There’s been more accusations of money wastage at Holbeach Parish Council after it was revealed that it is paying over £600 a month to HR companies.
This year alone the authority is set to pay two firms £7,440 to oversee its five current staff as well as having been told to re-establish its own HR committee which it got rid of last July at the time throwing out all pending complaints against councillors and employees.
Following the HR committee being disbanded, in September a company called Peninsula was appointed to take over the HR at a cost of £399.38 plus VAT per month.
But the parish council was already paying another company called ELAS for HR services and had been using it “for a number of years” a council spokesman said.

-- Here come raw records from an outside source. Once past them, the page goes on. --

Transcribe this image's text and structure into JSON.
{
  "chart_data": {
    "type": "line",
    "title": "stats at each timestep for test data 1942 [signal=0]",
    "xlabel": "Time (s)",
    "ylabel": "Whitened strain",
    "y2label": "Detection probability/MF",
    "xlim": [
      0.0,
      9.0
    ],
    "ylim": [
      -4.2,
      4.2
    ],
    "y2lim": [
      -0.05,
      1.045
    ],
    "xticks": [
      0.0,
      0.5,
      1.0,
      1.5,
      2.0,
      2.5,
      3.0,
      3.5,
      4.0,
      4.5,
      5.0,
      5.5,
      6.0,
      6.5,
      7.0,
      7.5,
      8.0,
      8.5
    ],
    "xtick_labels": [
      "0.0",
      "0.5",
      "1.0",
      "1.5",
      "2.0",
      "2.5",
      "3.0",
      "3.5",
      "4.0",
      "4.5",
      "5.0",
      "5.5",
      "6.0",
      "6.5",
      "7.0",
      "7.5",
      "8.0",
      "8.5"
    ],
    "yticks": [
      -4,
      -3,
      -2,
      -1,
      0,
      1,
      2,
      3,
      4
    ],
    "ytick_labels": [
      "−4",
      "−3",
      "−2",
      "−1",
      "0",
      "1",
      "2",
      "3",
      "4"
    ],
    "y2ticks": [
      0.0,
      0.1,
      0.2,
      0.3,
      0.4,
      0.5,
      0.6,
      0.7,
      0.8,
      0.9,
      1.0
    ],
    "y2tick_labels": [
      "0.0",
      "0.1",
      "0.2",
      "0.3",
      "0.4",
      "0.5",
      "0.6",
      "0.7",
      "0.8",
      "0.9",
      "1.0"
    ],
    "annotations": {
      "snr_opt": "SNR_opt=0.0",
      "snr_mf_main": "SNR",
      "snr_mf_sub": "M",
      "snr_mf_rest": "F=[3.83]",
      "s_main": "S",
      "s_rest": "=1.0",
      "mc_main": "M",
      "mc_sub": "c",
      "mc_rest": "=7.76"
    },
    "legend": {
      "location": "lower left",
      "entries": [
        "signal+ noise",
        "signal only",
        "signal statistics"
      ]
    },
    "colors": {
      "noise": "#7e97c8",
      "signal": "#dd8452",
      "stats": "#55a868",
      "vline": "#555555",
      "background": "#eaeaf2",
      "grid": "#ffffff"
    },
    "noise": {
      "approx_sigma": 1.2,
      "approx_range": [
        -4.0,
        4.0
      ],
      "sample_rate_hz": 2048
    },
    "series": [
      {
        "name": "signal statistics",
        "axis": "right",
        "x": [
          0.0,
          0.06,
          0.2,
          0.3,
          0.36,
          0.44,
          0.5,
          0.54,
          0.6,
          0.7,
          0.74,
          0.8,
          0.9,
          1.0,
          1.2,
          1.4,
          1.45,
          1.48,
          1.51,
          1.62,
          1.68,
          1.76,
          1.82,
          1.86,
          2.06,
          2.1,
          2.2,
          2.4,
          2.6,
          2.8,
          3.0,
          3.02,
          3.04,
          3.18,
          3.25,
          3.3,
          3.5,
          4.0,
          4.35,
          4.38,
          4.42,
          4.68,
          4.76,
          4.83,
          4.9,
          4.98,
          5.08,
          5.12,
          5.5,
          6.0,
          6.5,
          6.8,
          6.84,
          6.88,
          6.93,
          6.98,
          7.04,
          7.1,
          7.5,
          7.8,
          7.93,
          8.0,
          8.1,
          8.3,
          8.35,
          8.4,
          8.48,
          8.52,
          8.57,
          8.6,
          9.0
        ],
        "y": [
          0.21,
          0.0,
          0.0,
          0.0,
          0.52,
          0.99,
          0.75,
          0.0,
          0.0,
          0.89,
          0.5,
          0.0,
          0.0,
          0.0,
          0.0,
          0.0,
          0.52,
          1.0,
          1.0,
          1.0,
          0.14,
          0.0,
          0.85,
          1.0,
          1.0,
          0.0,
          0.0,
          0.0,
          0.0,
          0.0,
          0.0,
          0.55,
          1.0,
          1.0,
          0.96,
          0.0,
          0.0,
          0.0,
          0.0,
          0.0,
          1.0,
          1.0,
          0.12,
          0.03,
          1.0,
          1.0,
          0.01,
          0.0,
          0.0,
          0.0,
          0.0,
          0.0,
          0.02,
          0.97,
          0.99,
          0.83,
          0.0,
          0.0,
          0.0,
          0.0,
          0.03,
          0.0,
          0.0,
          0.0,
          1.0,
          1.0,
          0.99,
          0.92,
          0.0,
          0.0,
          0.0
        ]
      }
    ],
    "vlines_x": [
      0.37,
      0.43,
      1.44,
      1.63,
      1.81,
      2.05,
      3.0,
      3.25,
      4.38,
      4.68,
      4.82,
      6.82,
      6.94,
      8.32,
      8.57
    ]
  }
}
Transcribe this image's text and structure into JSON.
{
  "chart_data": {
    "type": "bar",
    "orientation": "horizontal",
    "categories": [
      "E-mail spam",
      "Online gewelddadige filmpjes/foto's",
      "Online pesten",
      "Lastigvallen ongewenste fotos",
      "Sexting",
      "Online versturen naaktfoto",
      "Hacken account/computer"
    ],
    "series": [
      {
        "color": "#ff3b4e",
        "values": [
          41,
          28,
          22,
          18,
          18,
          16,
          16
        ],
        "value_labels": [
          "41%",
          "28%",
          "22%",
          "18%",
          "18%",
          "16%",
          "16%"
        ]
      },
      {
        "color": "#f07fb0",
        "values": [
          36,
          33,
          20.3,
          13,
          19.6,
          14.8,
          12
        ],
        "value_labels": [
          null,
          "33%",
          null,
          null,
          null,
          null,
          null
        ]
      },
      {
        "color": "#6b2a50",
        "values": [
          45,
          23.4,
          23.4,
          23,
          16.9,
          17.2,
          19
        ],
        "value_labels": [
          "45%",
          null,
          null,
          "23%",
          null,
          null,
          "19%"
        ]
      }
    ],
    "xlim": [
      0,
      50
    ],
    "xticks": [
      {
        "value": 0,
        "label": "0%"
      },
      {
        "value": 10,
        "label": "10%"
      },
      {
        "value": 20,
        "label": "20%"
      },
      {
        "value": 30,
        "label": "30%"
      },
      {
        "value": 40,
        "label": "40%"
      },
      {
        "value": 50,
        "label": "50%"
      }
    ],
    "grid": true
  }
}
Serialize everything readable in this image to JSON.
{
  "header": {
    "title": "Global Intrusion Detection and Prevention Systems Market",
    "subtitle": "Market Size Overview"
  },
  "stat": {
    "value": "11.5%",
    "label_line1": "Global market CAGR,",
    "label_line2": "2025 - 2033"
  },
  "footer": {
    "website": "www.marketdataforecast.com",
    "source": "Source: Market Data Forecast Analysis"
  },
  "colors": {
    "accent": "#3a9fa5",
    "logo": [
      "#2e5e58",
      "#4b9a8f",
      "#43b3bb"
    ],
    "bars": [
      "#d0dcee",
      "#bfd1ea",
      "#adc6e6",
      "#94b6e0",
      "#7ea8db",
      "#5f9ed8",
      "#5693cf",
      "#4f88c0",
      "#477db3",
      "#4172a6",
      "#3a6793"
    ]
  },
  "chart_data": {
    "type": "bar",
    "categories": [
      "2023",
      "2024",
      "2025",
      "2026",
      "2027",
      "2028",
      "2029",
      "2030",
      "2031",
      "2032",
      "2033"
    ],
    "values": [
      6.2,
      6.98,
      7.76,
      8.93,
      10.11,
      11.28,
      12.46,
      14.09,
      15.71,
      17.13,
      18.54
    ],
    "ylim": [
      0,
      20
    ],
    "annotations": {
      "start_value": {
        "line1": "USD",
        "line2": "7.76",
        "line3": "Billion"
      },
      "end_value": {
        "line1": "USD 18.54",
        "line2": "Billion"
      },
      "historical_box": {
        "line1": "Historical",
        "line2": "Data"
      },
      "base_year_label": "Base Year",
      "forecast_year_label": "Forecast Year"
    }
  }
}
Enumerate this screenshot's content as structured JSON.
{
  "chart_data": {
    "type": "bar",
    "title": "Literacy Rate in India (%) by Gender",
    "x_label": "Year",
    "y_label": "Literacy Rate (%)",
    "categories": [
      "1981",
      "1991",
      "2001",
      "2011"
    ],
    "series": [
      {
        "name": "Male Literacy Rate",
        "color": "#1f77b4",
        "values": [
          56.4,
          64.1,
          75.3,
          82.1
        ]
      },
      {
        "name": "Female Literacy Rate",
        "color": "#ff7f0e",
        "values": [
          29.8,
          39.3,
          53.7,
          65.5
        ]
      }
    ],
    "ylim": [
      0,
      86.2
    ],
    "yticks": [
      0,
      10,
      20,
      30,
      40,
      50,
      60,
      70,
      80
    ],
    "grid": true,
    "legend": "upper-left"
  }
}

It currently costs the council £200 plus VAT per month.
The Voice asked the parish council and its chair Coun Graham Rudkin why a second HR company had been appointed when the council already paid one, but did not receive an answer with Coun Rudkin declining to comment.
Now the council has also been told by the Lincolnshire Association of Local Councils that it needs to reform the HR committee in addition to any external HR companies.
The council says it agreed to serve ELAS notice on its contract at its meeting on January 18, but that it will have to continue to pay for the service until the contract finishes in December.
At that same meeting the council announced cost cutting measures including not immediately returning to its usual staff level of seven employees, an increase in its share of the council tax and that it was taking £30,000 out of the reserves to balance the books.
At the same time The Voice reported concerns had been raised as to why Holbeach Parish Council made two payments totalling more than £27,000 to creditors whose names were redacted in official documents.
The parish council declined to comment on the payments and whether they were linked to a mystery non-disclosure agreement mentioned in the meeting.
When asked for a comment on Holbeach Parish Council, Coun Rudkin said: “I’m here to hopefully get everybody working together and I think we are moving in that direction but it’s going to take time.
“There’s a fraction of the council that haven’t been working together and I’m hoping to rectify that.
“I can assure parishioners that whatever has been done has been decided on with the best interests of the town in mind.”